One can notice that a pipeline stall will occur at the next step: add cant start its execution because the result from the second load is not ready yet: it will be ready only after MEM stage.
(dlxsim) step
stopped after single step, pc = 0x0: ld f6,0x0(r3)
(dlxsim) stats pipeline
PIPELINE STATE
cvti2d f0,f0 done with WB (fp)
no instruction starting WB
ld f2,0x0(r1) done with MEM(fp) and starting WB (fp)
no instruction starting MEM
ld f4,0x0(r2) done with EX (fp) and starting MEM(fp)
no instruction starting EX
addd f2,f2,f4 done with ID and stalled before EX
ld f6,0x0(r3) done with IF and stalled before ID
As it was expected the pipeline is stalled. The add can proceed only now.
(dlxsim) step
stopped after single step, pc = _main+0x28: multd f6,f0,f6
(dlxsim) step
stopped after single step, pc = _main+0x2c: subd f2,f2,f6
(dlxsim) stats pipeline
PIPELINE STATE
ld f4,0x0(r2) done with WB (fp)
no instruction starting WB
no instruction starting MEM
addd f2,f2,f4 will complete EX in 1 cycle(s)
ld f6,0x0(r3) done with ID and starting EX
multd f6,f0,f6 done with IF and starting ID
subd f2,f2,f6 starting IF
Here is the situation when there are more than one instruction in the EX stage of the pipeline: there are few floating point functional units, so few instruction can execute at the same time. For floating point add it takes more than one cycle to execute, so it is still in the EX stage.
After this cycle two instruction will be done with EX. Both are floating point. So, only one of them can enter MEM stage.
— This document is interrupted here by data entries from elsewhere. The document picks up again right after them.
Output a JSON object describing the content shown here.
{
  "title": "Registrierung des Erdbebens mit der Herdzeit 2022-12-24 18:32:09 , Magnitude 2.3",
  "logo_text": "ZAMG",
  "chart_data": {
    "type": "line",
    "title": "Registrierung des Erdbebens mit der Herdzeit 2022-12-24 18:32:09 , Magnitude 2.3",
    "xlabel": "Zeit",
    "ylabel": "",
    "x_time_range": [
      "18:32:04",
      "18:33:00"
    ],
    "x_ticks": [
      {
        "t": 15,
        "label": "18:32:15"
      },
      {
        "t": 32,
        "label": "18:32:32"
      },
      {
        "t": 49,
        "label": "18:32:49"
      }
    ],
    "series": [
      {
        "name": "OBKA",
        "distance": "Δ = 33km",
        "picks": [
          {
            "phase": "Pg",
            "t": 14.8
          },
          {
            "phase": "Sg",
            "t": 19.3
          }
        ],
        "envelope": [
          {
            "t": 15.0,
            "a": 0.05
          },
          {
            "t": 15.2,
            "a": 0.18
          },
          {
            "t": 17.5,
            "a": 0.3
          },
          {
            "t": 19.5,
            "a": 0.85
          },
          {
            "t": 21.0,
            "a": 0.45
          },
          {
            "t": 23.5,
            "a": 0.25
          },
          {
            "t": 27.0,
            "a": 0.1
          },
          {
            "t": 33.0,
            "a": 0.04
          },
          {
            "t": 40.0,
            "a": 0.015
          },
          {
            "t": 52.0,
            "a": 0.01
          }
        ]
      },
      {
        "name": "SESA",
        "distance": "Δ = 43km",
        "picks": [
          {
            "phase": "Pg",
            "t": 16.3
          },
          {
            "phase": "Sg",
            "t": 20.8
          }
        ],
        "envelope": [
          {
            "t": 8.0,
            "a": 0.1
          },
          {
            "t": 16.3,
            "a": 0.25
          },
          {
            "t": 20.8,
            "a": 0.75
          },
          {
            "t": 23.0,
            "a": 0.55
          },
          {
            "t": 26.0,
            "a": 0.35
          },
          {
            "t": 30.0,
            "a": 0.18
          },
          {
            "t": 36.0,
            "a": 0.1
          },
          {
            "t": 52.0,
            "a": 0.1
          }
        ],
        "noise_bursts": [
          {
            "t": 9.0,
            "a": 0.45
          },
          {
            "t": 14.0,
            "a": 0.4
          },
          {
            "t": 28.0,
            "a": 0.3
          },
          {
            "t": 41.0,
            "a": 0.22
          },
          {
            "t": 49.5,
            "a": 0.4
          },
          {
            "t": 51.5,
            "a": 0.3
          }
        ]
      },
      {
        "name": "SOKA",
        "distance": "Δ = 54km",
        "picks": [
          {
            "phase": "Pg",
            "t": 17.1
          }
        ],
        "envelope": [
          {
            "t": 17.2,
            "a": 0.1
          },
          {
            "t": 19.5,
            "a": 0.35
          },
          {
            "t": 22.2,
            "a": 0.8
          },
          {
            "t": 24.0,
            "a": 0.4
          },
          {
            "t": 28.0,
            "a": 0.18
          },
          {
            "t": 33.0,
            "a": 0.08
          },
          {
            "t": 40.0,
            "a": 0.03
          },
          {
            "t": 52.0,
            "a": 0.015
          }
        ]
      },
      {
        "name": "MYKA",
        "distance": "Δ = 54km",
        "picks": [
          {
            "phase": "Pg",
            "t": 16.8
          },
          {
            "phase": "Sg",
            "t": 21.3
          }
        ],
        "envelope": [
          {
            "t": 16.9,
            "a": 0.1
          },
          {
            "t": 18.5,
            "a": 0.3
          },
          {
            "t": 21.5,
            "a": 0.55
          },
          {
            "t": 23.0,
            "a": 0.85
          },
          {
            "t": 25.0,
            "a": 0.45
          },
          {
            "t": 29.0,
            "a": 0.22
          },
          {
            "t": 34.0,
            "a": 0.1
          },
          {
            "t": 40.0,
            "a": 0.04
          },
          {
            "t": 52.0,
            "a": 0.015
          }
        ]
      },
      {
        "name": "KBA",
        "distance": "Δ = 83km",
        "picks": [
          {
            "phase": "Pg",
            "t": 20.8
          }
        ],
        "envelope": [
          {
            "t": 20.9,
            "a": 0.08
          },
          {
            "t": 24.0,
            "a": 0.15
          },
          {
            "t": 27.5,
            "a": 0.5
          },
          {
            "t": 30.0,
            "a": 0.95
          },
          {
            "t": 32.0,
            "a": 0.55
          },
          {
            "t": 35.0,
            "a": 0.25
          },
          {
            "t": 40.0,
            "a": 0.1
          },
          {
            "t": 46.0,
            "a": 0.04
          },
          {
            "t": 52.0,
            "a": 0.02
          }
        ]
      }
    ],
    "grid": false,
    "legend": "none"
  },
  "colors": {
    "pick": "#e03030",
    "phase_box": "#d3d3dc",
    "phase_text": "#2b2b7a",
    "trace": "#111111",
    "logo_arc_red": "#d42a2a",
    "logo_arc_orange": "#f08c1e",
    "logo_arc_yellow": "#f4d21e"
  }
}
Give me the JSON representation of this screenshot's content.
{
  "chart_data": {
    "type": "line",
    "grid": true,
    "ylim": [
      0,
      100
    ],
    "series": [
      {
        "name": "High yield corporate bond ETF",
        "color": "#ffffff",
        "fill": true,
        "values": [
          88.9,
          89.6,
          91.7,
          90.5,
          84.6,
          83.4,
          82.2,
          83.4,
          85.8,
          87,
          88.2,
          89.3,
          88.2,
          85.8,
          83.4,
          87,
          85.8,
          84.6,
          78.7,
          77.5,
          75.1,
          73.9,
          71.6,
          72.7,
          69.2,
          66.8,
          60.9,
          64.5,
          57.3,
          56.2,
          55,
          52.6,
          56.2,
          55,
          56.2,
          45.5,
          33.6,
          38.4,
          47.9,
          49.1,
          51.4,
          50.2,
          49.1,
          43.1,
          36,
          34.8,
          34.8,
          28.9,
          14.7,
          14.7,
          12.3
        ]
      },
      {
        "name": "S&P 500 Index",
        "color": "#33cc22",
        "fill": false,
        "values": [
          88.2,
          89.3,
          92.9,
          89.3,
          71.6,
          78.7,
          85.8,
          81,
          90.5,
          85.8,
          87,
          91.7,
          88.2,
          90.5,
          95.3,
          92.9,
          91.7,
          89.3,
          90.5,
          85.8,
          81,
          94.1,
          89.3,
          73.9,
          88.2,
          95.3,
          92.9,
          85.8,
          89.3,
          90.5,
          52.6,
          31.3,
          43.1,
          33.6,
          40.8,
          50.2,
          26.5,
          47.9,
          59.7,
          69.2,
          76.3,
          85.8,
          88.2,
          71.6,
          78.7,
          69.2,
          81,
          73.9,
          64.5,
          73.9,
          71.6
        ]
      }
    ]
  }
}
The other one has to stall:
(dlxsim) step stopped after single step, pc = _main+0x2c: subd f2,f2,f6 (dlxsim) stats pipeline
PIPELINE STATE
no instruction starting WB
no instruction starting MEM
ld f6,0x0(r3) done with EX (fp) and starting MEM(fp)
addd f2,f2,f4 done with EX (fp) and stalled before MEM(fp)
no instruction starting EX
multd f6,f0,f6 done with ID and stalled before EX
subd f2,f2,f6 done with IF and stalled before ID
The execution will proceed in the same fashion more or less until a trap is received:
(dlxsim) go
TRAP #0 received
(dlxsim) stats pipeline
PIPELINE STATE
no instruction starting WB
no instruction starting MEM
no instruction starting EX
no instruction starting ID
no instruction starting IF
(dlxsim) fget A d
A: 19.000000
So, the pipeline is empty now and the value of A has been modified.
Exercise 1.
This exercise will help you to understand the reasons of pipeline stalls. Consider the following code (it is contained in the file ex1.data):
.global A
A: .double 10
.global B
B: .double 5
.global C
C: .double 2
.global D
D: .double 17
.align 4
.global _main
_main:
addi r1, r0, A
addi r2, r0, B
addi r3, r0, C
addi r4, r0, D
foo:
ld f0, 0(r1)
ld f2, 0(r2)
multd f2, f2, f0
ld f4, 0(r3)
ld f6, 0(r4)
addd f4, f4, f0
subd f6, f6, f0
multd f2, f2, f6
multd f4, f4, f2
sd 0(r3), f4
addi r5, r0, #0
bnez r5, foo
nop
trap #0
This program does simple calculations. Which? What are the pipeline
stalls occurring here? Trace the execution of the program using the
simulator and explain the reasons for all the stalls in it.
Exercise 2.
Do the exercise 4.14 (a and b) from the textbook. You may use the DLXsim to collect the data and to try various ordering of instructions to maximize performance.